Laut Eintrag ins Personenstandsregister wurde das Kind im Jahre 1810 einer „Commission des hospices civils a Bingen“ übergeben, was auf das Heilig-Geist-Hospital Bingen schließen lässt. Ein dem Binger Heilig-Geist-Hospital angeschlossenes Waisenhaus wurde allerdings erst 1861 durch eine Stiftung des Pfarrers Garth über 2.000 Gulden eingerichtet. [Anm. 5] Davor gibt es keine Kenntnisse über ein spezielles Waisenhaus in Bingen.

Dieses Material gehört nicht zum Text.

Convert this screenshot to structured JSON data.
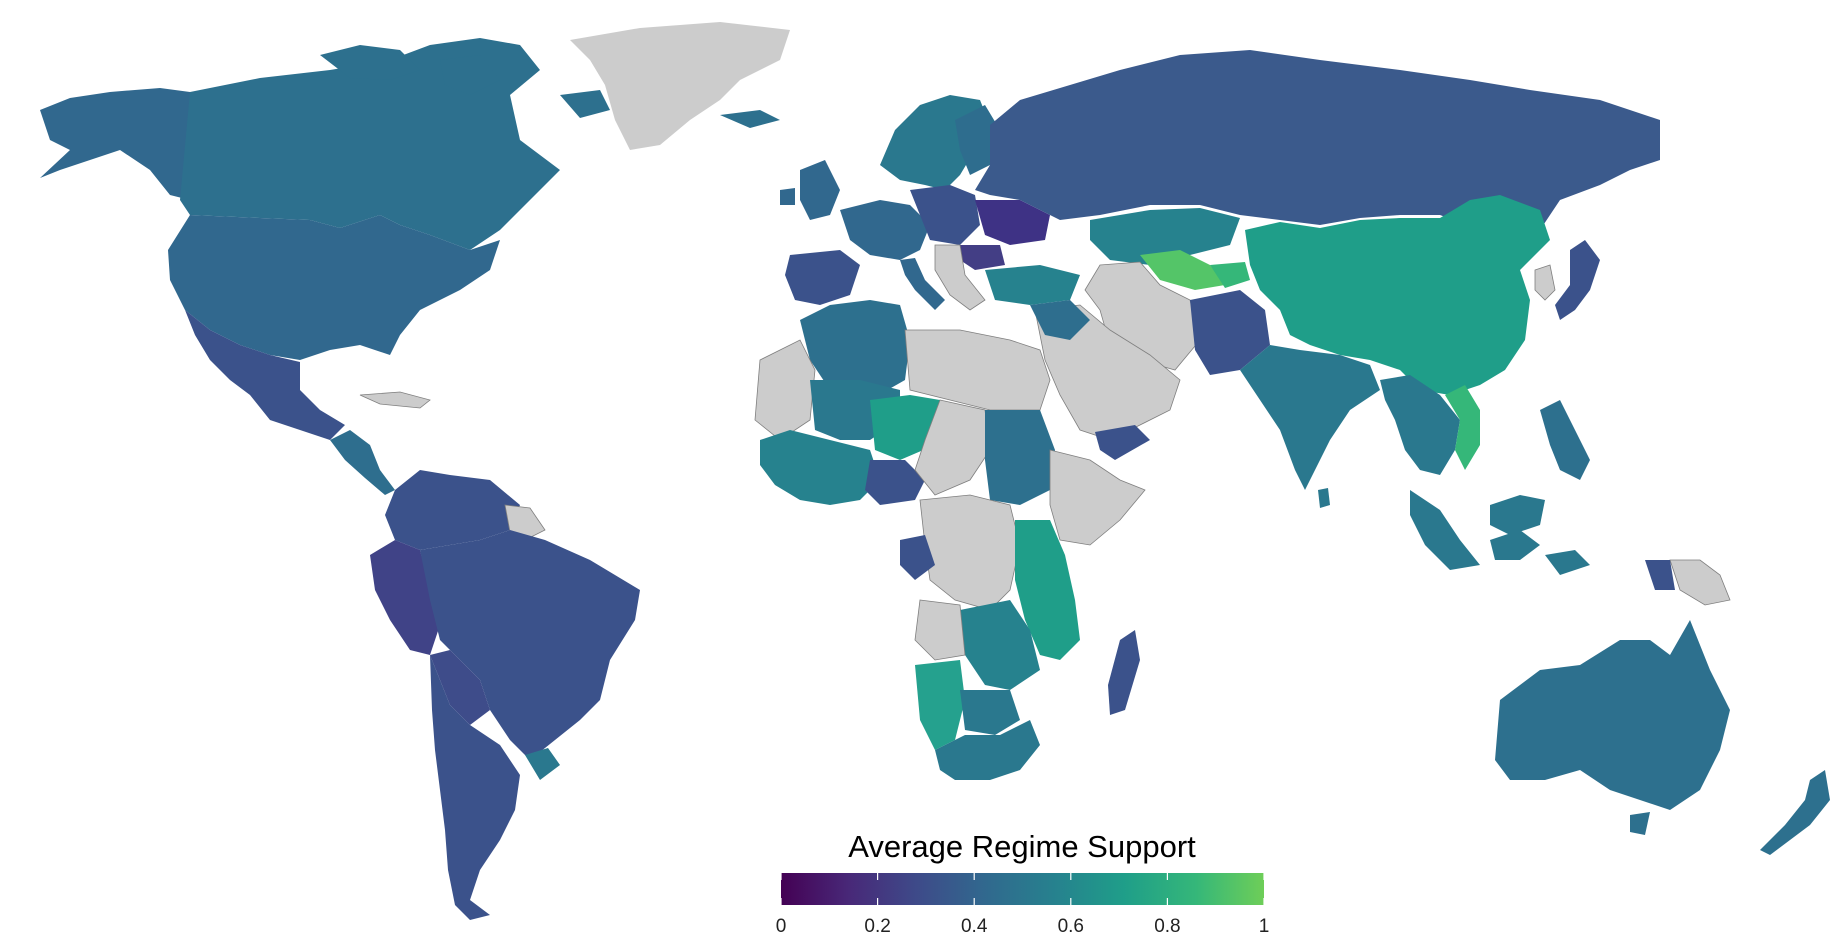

Trotz allem wurden Findelkinder auch zu diesem Zeitpunkt dem Heilig-Geist-Hospital in Bingen übergeben und deren Unterhalt aus dem Fond der öffentlichen Lustbarkeiten bestritten, worauf entsprechende Akten im Landesarchiv Speyer, Bestand U 289 Nr. 9077 hinweisen. Es kann also angenommen werden, dass Christina Hanfacker zunächst in die Obhut des Hospitals zu Bingen kam. Ob sie in eine Pflegefamilie gegeben wurde konnte nicht festgestellt werden.
Die nächste Spur von ihr belegt, dass sie im Alter von 20 Jahren Dienstmagd zu Mainz war. In einem Geburtsakt der Stadt Mainz aus dem Jahre 1830 findet sich Christina Hanfacker wieder, hier wurde die Geburt ihres Sohnes Franz Hanfacker am 06.11.1830 beurkundet. Aus dieser Urkunde geht hervor, dass sie in Mainz als Dienstmagd eine Anstellung hatte und im Mainzer Entbindungshaus ihren Sohn entbunden hat. Der Akt gibt keine Anhaltspunkte auf die Person des Vaters.

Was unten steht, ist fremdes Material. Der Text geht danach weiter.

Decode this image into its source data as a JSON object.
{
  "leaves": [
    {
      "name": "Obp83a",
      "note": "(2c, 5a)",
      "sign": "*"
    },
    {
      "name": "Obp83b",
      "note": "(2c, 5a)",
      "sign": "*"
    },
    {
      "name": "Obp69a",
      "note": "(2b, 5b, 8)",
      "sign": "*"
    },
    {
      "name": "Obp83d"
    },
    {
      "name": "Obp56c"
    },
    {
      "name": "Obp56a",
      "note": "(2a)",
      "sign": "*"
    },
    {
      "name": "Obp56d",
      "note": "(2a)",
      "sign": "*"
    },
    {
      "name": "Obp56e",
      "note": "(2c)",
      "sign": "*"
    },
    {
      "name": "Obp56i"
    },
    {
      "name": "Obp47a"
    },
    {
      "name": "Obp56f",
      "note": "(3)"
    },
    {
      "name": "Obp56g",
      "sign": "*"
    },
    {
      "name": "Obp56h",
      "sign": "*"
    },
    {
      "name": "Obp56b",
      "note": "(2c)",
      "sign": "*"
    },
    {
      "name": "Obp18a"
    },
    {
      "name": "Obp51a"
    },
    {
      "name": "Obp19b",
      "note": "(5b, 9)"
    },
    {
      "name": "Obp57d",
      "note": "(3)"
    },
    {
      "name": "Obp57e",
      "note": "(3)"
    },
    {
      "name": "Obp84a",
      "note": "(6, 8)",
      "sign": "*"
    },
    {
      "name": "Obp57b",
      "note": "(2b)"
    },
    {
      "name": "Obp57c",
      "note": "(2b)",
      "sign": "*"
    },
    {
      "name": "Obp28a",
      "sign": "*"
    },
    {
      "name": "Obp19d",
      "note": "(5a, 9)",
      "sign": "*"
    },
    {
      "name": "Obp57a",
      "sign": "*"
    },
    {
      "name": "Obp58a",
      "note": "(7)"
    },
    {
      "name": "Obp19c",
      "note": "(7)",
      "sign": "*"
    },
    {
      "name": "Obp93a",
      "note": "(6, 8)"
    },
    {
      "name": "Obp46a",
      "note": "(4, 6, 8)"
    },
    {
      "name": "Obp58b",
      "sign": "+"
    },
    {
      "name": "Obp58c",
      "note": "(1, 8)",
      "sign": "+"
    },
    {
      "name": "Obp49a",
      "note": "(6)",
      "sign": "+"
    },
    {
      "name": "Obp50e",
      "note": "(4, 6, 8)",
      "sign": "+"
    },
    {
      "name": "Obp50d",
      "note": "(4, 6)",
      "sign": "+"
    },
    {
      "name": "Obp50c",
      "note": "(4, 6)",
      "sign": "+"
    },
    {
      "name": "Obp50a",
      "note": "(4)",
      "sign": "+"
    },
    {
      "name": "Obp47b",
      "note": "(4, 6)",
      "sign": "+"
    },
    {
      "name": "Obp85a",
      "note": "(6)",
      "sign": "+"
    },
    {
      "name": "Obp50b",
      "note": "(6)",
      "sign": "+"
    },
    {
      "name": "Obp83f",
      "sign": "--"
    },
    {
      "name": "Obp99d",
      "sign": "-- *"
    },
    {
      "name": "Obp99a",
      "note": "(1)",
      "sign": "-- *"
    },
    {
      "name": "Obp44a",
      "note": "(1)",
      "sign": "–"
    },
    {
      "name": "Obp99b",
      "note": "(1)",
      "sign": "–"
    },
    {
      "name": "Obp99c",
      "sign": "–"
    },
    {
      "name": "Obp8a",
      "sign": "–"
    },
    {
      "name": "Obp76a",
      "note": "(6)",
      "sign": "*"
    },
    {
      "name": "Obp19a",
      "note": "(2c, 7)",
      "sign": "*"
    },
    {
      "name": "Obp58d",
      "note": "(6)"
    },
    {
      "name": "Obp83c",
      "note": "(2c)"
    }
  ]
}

In späteren Aufzeichnungen ist der Name Franz Hanfacker nicht mehr vorzufinden. Es bleibt also offen ob das Kind verstarb oder zur Adoption freigegeben wurde.

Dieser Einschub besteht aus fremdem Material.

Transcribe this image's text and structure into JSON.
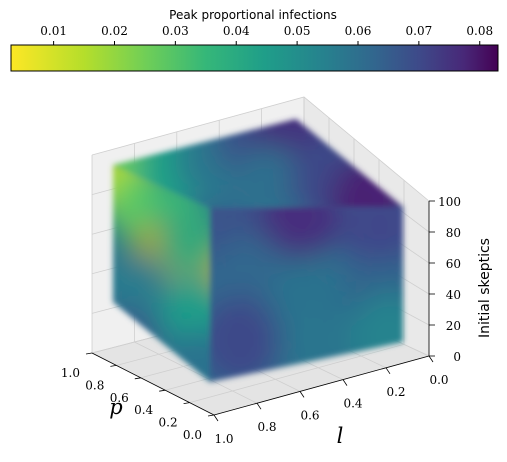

Eine Geburtsurkunde im Geburts- und Taufbuch der Stadt Frankfurt/Main belegt, dass die ledige Christina Hanfacker am 17. November 1840 als 30-Jährige eine Tochter mit Namen Sibylla Hanfacker zur Welt gebracht hatte. Sie hatte sich mit ihrem Dienstbuch und dem Heimatschein von Bingen ausgewiesen, so dass sie vermutlich als Dienstmagd beschäftig war, eventuell in Frankfurt am Main. Das Kind wurde im Kaiserdom St. Bartholomäus in Frankfurt am Main am 19. November 1840 getauft. Es finden sich keine Hinweise auf den Vater.
In späteren Aufzeichnungen ist auch die Tochter Sibylla Hanfacker nicht mehr vorzufinden. Es bleibt also offen ob auch dieses Kind verstarb oder zur Adoption freigegeben wurde.
Die Kinder verblieben auf alle Fälle nicht bei der Mutter, denn diese reiste 1849 ausweislich einer Passagierliste ohne ihre Kinder mit dem Schiff Yorktown von London nach New York, wo sie am 12.09.1849 eintraf. Ihr Sohn wäre zu diesem Zeitpunkt 18 Jahre, die Tochter 8 Jahre alt gewesen.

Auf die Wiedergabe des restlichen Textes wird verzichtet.